The North I-25 Coalition, a group of elected officials from jurisdictions along the highway, asked CDOT for more time to come to an agreement on a project utilizing A $90 million RAMP grant. The CDOT Directors agreed, giving Northern Colorado until December to submit a plan. Perhaps the extra time will allow CDOT and the Coalition to come up with a viable project, on which all parties can agree, to begin the expansion of I-25. It is currently estimated that the total cost to complete the project as envisioned in the EIS (Environmental Impact Statement) would be somewhere around $938 million in 2014 dollars.
Although we might assume transportation is a core government service, in reality it does not appear to be a priority for the state or federal governments. Here is a short summary of state and federal transportation funding. While it may look like there’s a lot of money to be had, keep the cost of the North I-25 project in mind as you read.
State of Colorado Funding
The State has little general fund money allocated for highway improvements. In 2009 the General Assembly authorized SB-228 to authorize 2 percent of the general fund revenues to the State’s Highway User Trust Fund if Colorado personal income grew by 5 percent in 2012. Unfortunately, according to CDOT’s 2014-2015 budget, that projected transfer will be zero. This means CDOT relies on the State’s Highway User Tax Fund, which is comprised of fuel taxes, registration fees and other smaller revenue sources, in addition to the State’s allocation of federal Highway Trust Fund dollars. In FY 2011-2012, the State’s total transportation revenue was $1.4 billion, including federal funding.
The federal Highway Trust Fund (HTF) was created in 1956 to pay for the country’s interstate highway system. The fund pays for the nation’s vitally needed road and transit projects and has operated on an 18.4-cents-per-gallon federal gasoline tax that hasn’t been raised since 1993. Now it raises about $39 billion a year but is facing shortfalls of close to $20 billion annually as more efficient cars pay less into the fund while infrastructure repair costs rise. Officials estimate the fund could run short of money as early as August 2014.
Because the gas tax has not generated enough revenue, Congress has periodically passed legislation to fill the gap. Two federal programs that are commonly used by state and local officials are TIGER (Transportation Investment Generating Economic Recovery) and MAP21 (Moving Ahead for Progress in the 21st Century) programs. MAP21 was a two-year authorization that will require renewal by Congress this year.

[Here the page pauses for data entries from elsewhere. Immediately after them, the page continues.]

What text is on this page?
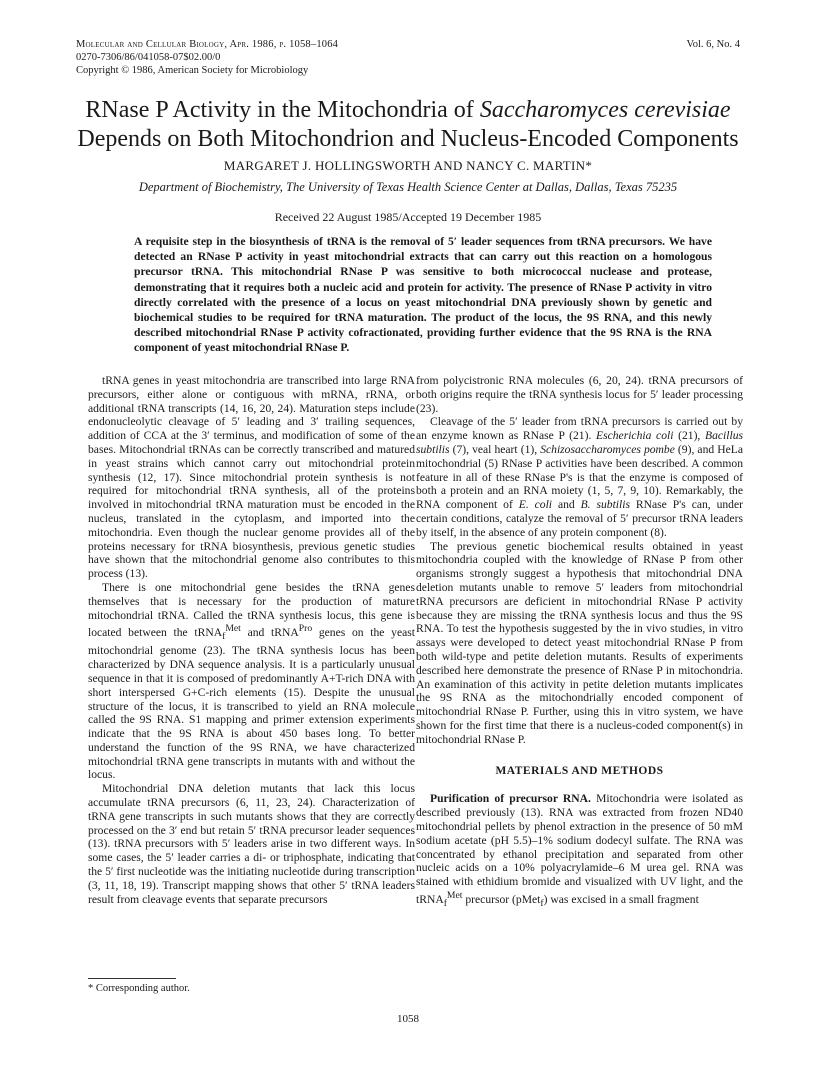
Molecular and Cellular Biology, Apr. 1986, p. 1058–1064
0270-7306/86/041058-07$02.00/0
Copyright © 1986, American Society for Microbiology
Vol. 6, No. 4
RNase P Activity in the Mitochondria of Saccharomyces cerevisiae
Depends on Both Mitochondrion and Nucleus-Encoded Components
MARGARET J. HOLLINGSWORTH AND NANCY C. MARTIN*
Department of Biochemistry, The University of Texas Health Science Center at Dallas, Dallas, Texas 75235
Received 22 August 1985/Accepted 19 December 1985

A requisite step in the biosynthesis of tRNA is the removal of 5′ leader sequences from tRNA precursors. We have detected an RNase P activity in yeast mitochondrial extracts that can carry out this reaction on a homologous precursor tRNA. This mitochondrial RNase P was sensitive to both micrococcal nuclease and protease, demonstrating that it requires both a nucleic acid and protein for activity. The presence of RNase P activity in vitro directly correlated with the presence of a locus on yeast mitochondrial DNA previously shown by genetic and biochemical studies to be required for tRNA maturation. The product of the locus, the 9S RNA, and this newly described mitochondrial RNase P activity cofractionated, providing further evidence that the 9S RNA is the RNA component of yeast mitochondrial RNase P.

tRNA genes in yeast mitochondria are transcribed into large RNA precursors, either alone or contiguous with mRNA, rRNA, or additional tRNA transcripts (14, 16, 20, 24). Maturation steps include endonucleolytic cleavage of 5′ leading and 3′ trailing sequences, addition of CCA at the 3′ terminus, and modification of some of the bases. Mitochondrial tRNAs can be correctly transcribed and matured in yeast strains which cannot carry out mitochondrial protein synthesis (12, 17). Since mitochondrial protein synthesis is not required for mitochondrial tRNA synthesis, all of the proteins involved in mitochondrial tRNA maturation must be encoded in the nucleus, translated in the cytoplasm, and imported into the mitochondria. Even though the nuclear genome provides all of the proteins necessary for tRNA biosynthesis, previous genetic studies have shown that the mitochondrial genome also contributes to this process (13).

There is one mitochondrial gene besides the tRNA genes themselves that is necessary for the production of mature mitochondrial tRNA. Called the tRNA synthesis locus, this gene is located between the tRNA$_f^{Met}$ and tRNA$^{Pro}$ genes on the yeast mitochondrial genome (23). The tRNA synthesis locus has been characterized by DNA sequence analysis. It is a particularly unusual sequence in that it is composed of predominantly A+T-rich DNA with short interspersed G+C-rich elements (15). Despite the unusual structure of the locus, it is transcribed to yield an RNA molecule called the 9S RNA. S1 mapping and primer extension experiments indicate that the 9S RNA is about 450 bases long. To better understand the function of the 9S RNA, we have characterized mitochondrial tRNA gene transcripts in mutants with and without the locus.

Mitochondrial DNA deletion mutants that lack this locus accumulate tRNA precursors (6, 11, 23, 24). Characterization of tRNA gene transcripts in such mutants shows that they are correctly processed on the 3′ end but retain 5′ tRNA precursor leader sequences (13). tRNA precursors with 5′ leaders arise in two different ways. In some cases, the 5′ leader carries a di- or triphosphate, indicating that the 5′ first nucleotide was the initiating nucleotide during transcription (3, 11, 18, 19). Transcript mapping shows that other 5′ tRNA leaders result from cleavage events that separate precursors

from polycistronic RNA molecules (6, 20, 24). tRNA precursors of both origins require the tRNA synthesis locus for 5′ leader processing (23).

Cleavage of the 5′ leader from tRNA precursors is carried out by an enzyme known as RNase P (21). Escherichia coli (21), Bacillus subtilis (7), veal heart (1), Schizosaccharomyces pombe (9), and HeLa mitochondrial (5) RNase P activities have been described. A common feature in all of these RNase P's is that the enzyme is composed of both a protein and an RNA moiety (1, 5, 7, 9, 10). Remarkably, the RNA component of E. coli and B. subtilis RNase P's can, under certain conditions, catalyze the removal of 5′ precursor tRNA leaders by itself, in the absence of any protein component (8).

The previous genetic biochemical results obtained in yeast mitochondria coupled with the knowledge of RNase P from other organisms strongly suggest a hypothesis that mitochondrial DNA deletion mutants unable to remove 5′ leaders from mitochondrial tRNA precursors are deficient in mitochondrial RNase P activity because they are missing the tRNA synthesis locus and thus the 9S RNA. To test the hypothesis suggested by the in vivo studies, in vitro assays were developed to detect yeast mitochondrial RNase P from both wild-type and petite deletion mutants. Results of experiments described here demonstrate the presence of RNase P in mitochondria. An examination of this activity in petite deletion mutants implicates the 9S RNA as the mitochondrially encoded component of mitochondrial RNase P. Further, using this in vitro system, we have shown for the first time that there is a nucleus-coded component(s) in mitochondrial RNase P.

MATERIALS AND METHODS

Purification of precursor RNA. Mitochondria were isolated as described previously (13). RNA was extracted from frozen ND40 mitochondrial pellets by phenol extraction in the presence of 50 mM sodium acetate (pH 5.5)–1% sodium dodecyl sulfate. The RNA was concentrated by ethanol precipitation and separated from other nucleic acids on a 10% polyacrylamide–6 M urea gel. RNA was stained with ethidium bromide and visualized with UV light, and the tRNA$_f^{Met}$ precursor (pMet$_f$) was excised in a small fragment

* Corresponding author.
1058
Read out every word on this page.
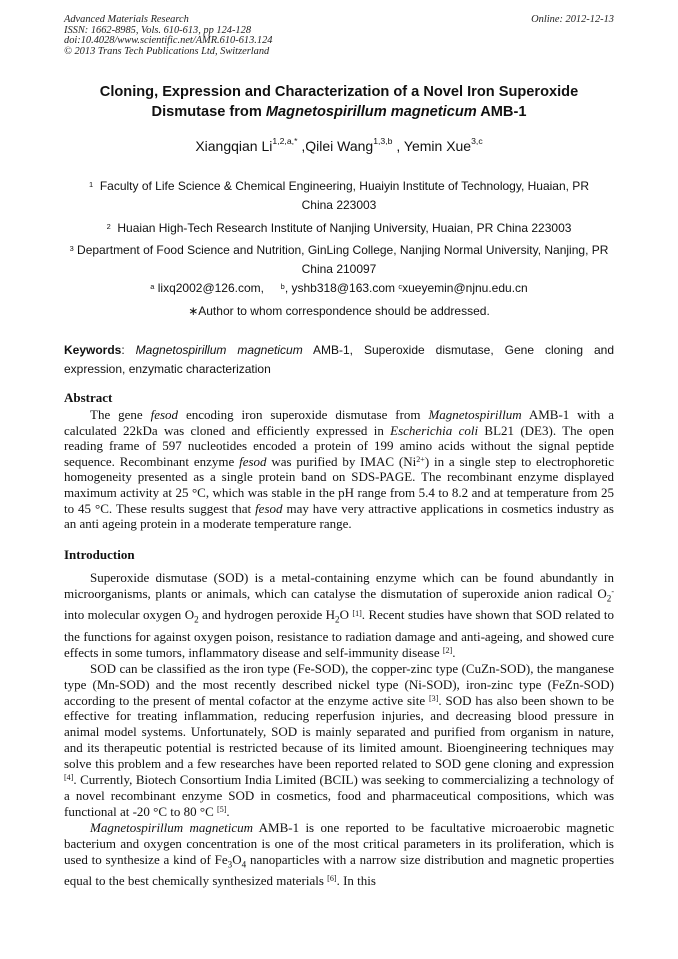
Advanced Materials Research
ISSN: 1662-8985, Vols. 610-613, pp 124-128
doi:10.4028/www.scientific.net/AMR.610-613.124
© 2013 Trans Tech Publications Ltd, Switzerland
Online: 2012-12-13
Cloning, Expression and Characterization of a Novel Iron Superoxide
Dismutase from Magnetospirillum magneticum AMB-1
Xiangqian $Li^{1,2,a,*}$ ,Qilei Wang$^{1,3,b}$ , Yemin Xue$^{3,c}$
$^1$ Faculty of Life Science & Chemical Engineering, Huaiyin Institute of Technology, Huaian, PR China 223003
$^2$ Huaian High-Tech Research Institute of Nanjing University, Huaian, PR China 223003
$^3$ Department of Food Science and Nutrition, GinLing College, Nanjing Normal University, Nanjing, PR China 210097
$^a$ lixq2002@126.com, $^b$, yshb318@163.com $^c$xueyemin@njnu.edu.cn
∗Author to whom correspondence should be addressed.
Keywords: Magnetospirillum magneticum AMB-1, Superoxide dismutase, Gene cloning and expression, enzymatic characterization
Abstract

The gene fesod encoding iron superoxide dismutase from Magnetospirillum AMB-1 with a calculated 22kDa was cloned and efficiently expressed in Escherichia coli BL21 (DE3). The open reading frame of 597 nucleotides encoded a protein of 199 amino acids without the signal peptide sequence. Recombinant enzyme fesod was purified by IMAC $(Ni^{2+})$ in a single step to electrophoretic homogeneity presented as a single protein band on SDS-PAGE. The recombinant enzyme displayed maximum activity at 25 °C, which was stable in the pH range from 5.4 to 8.2 and at temperature from 25 to 45 °C. These results suggest that fesod may have very attractive applications in cosmetics industry as an anti ageing protein in a moderate temperature range.

Introduction

Superoxide dismutase (SOD) is a metal-containing enzyme which can be found abundantly in microorganisms, plants or animals, which can catalyse the dismutation of superoxide anion radical $O_2^-$ into molecular oxygen $O_2$ and hydrogen peroxide $H_2O$ [1]. Recent studies have shown that SOD related to the functions for against oxygen poison, resistance to radiation damage and anti-ageing, and showed cure effects in some tumors, inflammatory disease and self-immunity disease [2].

SOD can be classified as the iron type (Fe-SOD), the copper-zinc type (CuZn-SOD), the manganese type (Mn-SOD) and the most recently described nickel type (Ni-SOD), iron-zinc type (FeZn-SOD) according to the present of mental cofactor at the enzyme active site [3]. SOD has also been shown to be effective for treating inflammation, reducing reperfusion injuries, and decreasing blood pressure in animal model systems. Unfortunately, SOD is mainly separated and purified from organism in nature, and its therapeutic potential is restricted because of its limited amount. Bioengineering techniques may solve this problem and a few researches have been reported related to SOD gene cloning and expression [4]. Currently, Biotech Consortium India Limited (BCIL) was seeking to commercializing a technology of a novel recombinant enzyme SOD in cosmetics, food and pharmaceutical compositions, which was functional at -20 °C to 80 °C [5].

Magnetospirillum magneticum AMB-1 is one reported to be facultative microaerobic magnetic bacterium and oxygen concentration is one of the most critical parameters in its proliferation, which is used to synthesize a kind of $Fe_3O_4$ nanoparticles with a narrow size distribution and magnetic properties equal to the best chemically synthesized materials [6]. In this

Recently Colorado Senators Udall and Bennet wrote to the Appropriations Committee to include transportation funding in fiscal year 2015 budget for TIGER and MAP21. In the letter the Senators argue that these programs are necessary to fund improvements for I-25 and I-70.
The Obama administration has proposed a four-year, $302 billion transportation bill that would bolster the trust fund with the help of corporate tax reforms, not a higher gas tax. But this approach is already being rejected by congressional leaders as unlikely to pass this year. Increasing the HTF would seem like an obvious solution, but Congress is apparently loathe to do that in an election year.
The competition for federal funding – if it is included in the FY 2015 budget – will be extreme. The likelihood of the North I-25 project receiving any of those dollars seems remote. It is important to continue to request for support from our congressional delegation and to remind them that I-25 is the major north/south interstate in Colorado and that the EIS was approved three years ago. If nothing happens soon, that EIS will be out of date.